The lack of a reliable failover mechanism can lead to hanging or failed jobs, requiring applications to be restarted and sometimes requiring cluster reboots to clean up the mess created, all of which are very undesirable.
The Lustre failover mechanism delivers call completion that is completely application transparent. The Lustre failover implementation is robust and works in conjunction with software that offers interoperability between versions, which is needed to support rolling upgrades of file system software on active clusters.
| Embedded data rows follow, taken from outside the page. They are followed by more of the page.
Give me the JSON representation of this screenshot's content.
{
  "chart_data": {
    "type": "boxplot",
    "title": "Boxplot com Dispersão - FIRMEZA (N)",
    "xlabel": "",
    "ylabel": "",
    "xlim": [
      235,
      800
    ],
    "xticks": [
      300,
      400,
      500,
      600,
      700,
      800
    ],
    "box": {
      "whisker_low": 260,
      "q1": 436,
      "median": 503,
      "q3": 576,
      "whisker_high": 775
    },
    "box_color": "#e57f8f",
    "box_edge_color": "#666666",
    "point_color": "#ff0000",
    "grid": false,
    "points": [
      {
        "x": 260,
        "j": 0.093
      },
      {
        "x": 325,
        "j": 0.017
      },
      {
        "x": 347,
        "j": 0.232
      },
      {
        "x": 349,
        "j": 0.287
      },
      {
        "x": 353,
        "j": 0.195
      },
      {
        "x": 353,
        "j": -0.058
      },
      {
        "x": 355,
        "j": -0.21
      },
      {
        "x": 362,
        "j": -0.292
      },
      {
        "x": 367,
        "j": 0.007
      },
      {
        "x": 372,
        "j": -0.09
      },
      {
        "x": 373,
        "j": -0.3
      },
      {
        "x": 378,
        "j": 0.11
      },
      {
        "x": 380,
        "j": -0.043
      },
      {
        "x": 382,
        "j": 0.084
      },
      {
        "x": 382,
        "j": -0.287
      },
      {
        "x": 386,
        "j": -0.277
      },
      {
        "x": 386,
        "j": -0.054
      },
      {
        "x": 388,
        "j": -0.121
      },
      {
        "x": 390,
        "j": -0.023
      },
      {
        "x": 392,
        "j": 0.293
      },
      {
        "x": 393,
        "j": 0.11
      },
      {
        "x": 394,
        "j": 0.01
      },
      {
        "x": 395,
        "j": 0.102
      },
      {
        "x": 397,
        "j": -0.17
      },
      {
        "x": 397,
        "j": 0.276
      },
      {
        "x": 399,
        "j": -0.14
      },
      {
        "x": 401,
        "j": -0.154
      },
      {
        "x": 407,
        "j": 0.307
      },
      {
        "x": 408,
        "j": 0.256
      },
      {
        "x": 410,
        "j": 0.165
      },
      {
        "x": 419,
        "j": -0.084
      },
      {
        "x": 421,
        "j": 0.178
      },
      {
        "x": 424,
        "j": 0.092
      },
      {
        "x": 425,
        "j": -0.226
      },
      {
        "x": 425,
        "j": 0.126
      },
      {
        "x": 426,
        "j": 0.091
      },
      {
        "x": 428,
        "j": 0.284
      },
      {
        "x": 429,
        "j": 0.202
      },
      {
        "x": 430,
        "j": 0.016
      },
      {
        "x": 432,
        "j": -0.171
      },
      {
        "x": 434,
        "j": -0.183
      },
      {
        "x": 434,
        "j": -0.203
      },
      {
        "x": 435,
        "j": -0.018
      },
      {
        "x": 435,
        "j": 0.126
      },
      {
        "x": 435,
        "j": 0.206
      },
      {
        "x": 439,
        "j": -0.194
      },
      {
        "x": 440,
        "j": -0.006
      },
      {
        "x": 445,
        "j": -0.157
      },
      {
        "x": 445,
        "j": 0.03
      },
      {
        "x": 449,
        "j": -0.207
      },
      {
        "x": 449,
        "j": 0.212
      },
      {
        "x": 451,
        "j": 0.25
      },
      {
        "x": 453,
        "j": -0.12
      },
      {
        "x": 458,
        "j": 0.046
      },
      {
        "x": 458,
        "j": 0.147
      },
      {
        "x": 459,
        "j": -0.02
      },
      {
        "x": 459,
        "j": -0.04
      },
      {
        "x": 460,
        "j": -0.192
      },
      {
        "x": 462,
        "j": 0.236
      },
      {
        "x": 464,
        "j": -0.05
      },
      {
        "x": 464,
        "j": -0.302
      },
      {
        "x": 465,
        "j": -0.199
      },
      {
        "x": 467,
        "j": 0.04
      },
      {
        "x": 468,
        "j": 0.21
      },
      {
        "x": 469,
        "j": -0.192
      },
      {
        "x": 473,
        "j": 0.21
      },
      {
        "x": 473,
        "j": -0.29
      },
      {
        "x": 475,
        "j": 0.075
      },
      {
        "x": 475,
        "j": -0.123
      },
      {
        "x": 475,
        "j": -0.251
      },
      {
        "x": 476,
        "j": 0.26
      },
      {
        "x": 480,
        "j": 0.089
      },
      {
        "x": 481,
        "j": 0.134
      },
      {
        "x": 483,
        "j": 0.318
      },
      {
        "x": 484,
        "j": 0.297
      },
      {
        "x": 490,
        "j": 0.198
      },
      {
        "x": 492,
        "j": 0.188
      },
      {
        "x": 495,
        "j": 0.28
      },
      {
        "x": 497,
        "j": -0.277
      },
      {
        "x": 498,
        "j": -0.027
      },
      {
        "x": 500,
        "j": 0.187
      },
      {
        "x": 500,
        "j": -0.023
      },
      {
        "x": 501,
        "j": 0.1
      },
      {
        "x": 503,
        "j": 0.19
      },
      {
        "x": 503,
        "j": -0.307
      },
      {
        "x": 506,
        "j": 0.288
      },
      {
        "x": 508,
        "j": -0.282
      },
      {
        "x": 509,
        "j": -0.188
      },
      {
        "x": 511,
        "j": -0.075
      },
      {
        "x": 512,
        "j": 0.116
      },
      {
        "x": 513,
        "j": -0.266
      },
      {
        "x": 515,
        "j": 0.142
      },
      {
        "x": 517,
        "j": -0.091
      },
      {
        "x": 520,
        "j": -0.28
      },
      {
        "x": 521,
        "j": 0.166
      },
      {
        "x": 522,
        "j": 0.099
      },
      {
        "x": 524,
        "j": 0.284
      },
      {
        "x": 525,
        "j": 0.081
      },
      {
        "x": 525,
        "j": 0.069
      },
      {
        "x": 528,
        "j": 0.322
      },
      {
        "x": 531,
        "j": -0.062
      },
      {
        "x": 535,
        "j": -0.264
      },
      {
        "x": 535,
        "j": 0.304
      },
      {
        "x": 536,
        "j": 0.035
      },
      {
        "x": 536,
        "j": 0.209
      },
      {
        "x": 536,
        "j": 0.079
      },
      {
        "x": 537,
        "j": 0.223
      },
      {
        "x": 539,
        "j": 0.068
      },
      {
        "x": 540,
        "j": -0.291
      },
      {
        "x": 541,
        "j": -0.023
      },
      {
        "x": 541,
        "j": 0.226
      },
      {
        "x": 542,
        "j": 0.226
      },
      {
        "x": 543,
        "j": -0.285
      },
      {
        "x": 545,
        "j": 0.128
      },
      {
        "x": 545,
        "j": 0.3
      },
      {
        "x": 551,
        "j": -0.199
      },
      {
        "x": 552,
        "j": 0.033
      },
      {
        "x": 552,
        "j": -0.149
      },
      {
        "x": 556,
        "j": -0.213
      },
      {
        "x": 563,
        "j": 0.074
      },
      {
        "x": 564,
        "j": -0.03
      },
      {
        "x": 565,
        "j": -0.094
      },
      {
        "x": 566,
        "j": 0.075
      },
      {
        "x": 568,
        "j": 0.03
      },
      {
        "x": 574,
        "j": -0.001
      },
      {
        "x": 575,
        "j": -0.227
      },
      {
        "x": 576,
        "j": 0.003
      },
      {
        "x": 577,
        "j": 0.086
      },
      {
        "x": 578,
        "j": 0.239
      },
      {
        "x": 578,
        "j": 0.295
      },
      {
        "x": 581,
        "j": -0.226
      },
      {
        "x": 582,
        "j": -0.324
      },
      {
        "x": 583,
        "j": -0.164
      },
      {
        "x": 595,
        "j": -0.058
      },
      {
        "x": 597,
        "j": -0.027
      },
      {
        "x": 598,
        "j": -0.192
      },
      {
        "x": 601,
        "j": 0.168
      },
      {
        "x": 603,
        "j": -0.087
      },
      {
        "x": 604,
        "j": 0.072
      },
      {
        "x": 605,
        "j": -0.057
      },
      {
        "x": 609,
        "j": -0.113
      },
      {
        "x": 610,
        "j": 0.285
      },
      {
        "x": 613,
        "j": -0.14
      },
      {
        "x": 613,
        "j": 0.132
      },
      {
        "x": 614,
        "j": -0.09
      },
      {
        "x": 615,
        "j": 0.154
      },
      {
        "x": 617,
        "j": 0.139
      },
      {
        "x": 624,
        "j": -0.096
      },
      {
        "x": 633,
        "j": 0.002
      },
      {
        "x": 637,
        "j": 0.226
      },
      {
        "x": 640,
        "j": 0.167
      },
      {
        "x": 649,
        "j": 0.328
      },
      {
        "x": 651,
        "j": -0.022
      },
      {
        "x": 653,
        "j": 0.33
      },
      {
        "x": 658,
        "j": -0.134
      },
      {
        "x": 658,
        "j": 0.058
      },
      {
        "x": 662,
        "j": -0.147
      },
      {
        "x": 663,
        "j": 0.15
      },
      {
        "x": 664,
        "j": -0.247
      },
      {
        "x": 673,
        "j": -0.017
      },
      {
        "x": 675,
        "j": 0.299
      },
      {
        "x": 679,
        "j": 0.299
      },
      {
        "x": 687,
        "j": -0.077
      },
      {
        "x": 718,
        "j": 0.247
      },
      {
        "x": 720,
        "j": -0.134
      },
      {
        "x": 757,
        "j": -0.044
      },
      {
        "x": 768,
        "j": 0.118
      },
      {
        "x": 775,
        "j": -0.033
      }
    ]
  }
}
The Lustre recovery feature, in conjunction with its failover capabilities, allows servers to be upgraded without the need to take the system down. Any one OSS or MDS server is simply taken offline, upgraded, and restarted (or failed over to a secondary/backup OSS/MDS server prepared with the new software). All active jobs continue to run without failures. The active jobs merely experience a delay while one of the OSS/MDS servers is being upgraded.
Lustre MDS servers are configured as an active/passive pair, while OSS servers are usually configured in an active/active configuration that provides redundancy without extra overhead. In many instances, the standby MDS is the active MDS for a second Lustre file system. This allows both MDS servers to be actively working at the same time, such that there are then no idle nodes in the cluster. In the case where you only have one big Lustre file system, then the secondary or backup MDS node would remain idle until such time as the primary MDS server encountered a problem that triggered a failover event.
The Lustre parallel file system is well suited for large HPC cluster environments and has capabilities that fulfill important I/O subsystem requirements. The Lustre file system is designed to provide cluster client nodes with shared access to file system data in parallel. Lustre enables high performance by allowing system architects to use any common storage technologies along with high-speed interconnects. Lustre file systems also can scale well as an organization’s storage needs grow. And by providing multiple paths to the physical storage, the Lustre file system can provide high availability for HPC clusters. And maybe best of all, Lustre is now supported by Intel's High Performance Data Division and its many partners.